Someone had built two teepees at a lookout point. Fairly well-made ones at that. Kids having fun? Local school showing where local native Americans stood sentry over the river centuries ago? I have no idea, but I do know that at the end of our next hike over at Maltby Lakes, we came upon a man building teepees. Maybe it’s an Orange/West Haven thing that I’m not familiar with.
Okay, this land feature is called Tucker’s Ridge, not the eastern palisade. Good. A pipeline easement travels this same route and more-or-less shares space with the red trail now and again.

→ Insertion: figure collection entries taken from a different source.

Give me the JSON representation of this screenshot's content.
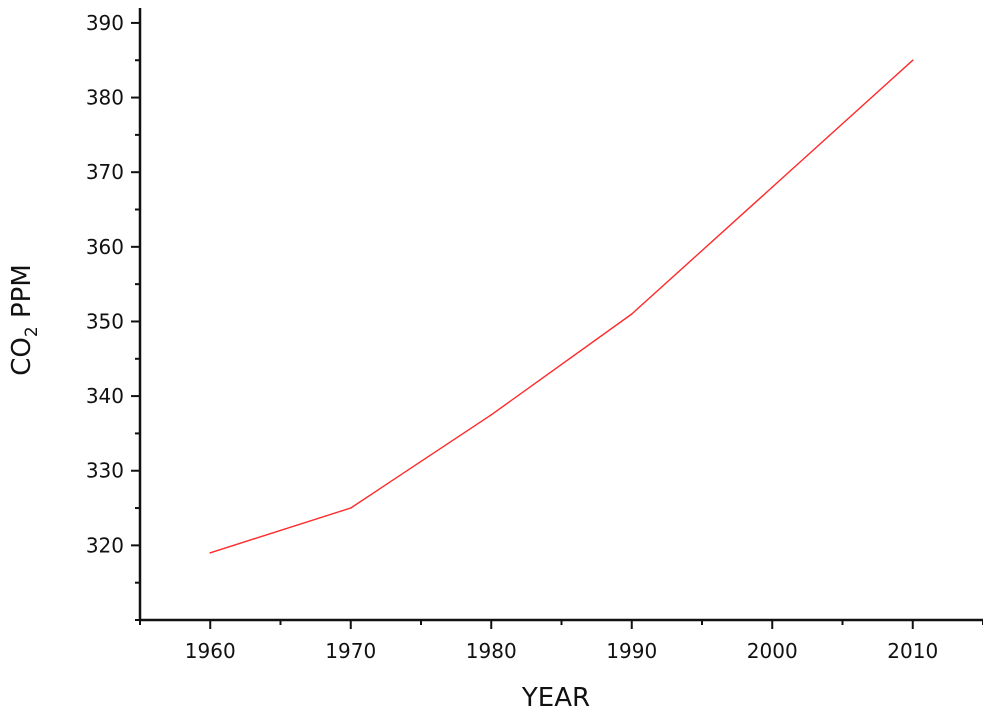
{
  "chart_data": {
    "type": "line",
    "title": "",
    "xlabel": "YEAR",
    "ylabel": {
      "prefix": "CO",
      "subscript": "2",
      "suffix": " PPM"
    },
    "xlim": [
      1955,
      2015
    ],
    "ylim": [
      310,
      392
    ],
    "x_ticks": [
      1960,
      1970,
      1980,
      1990,
      2000,
      2010
    ],
    "y_ticks": [
      320,
      330,
      340,
      350,
      360,
      370,
      380,
      390
    ],
    "x_minor_step": 5,
    "y_minor_step": 5,
    "grid": false,
    "legend": "none",
    "series": [
      {
        "color": "#ff2a2a",
        "x": [
          1960,
          1970,
          1980,
          1990,
          2000,
          2010
        ],
        "y": [
          319,
          325,
          337.5,
          351,
          368,
          385
        ]
      }
    ]
  }
}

At the southern end of the property, we left the ridge and the views and headed east, into the woods. As mentioned, the red trail continues around the the property boundary while a small network of blue and white trails connect through the woods inside of the loop.
These are nice woods; full of mountain laurel and cliffs and fairly interesting boulders. I gave Calvin a few lessons in bushwhacking: Orienting oneself to the land, knowing from whence you came, how to ascend a super steep incline faster by not going straight up, etc. He seemed attentive, other than when he insisted he’d beat me up the incline by going straight. (I could have had a snack before he finally joined me on top.)
We poked around the blue trail, then the white and the yellow. We were at the northern end of the parcel now and its wetlands. If it was wet on a cold day in January, I imagine this to be fairly unpleasant in April. There are a few bridges and stanchions at least.
Lastly we traveled the green trail back to the pipeline right-of-way which we followed to our car. The town of Orange has a beauty spot here and after years and years of locals using the trails, the town officially acquired it in 2001. Amazingly, we didn’t find evidence of partying teens but I imaging that has to be a thing here. (Risk of death by falling is pretty high, so maybe Orange teens are smarter than elsewhere.)
This was a fun little hike with surprisingly nice views. And it didn’t tucker us out.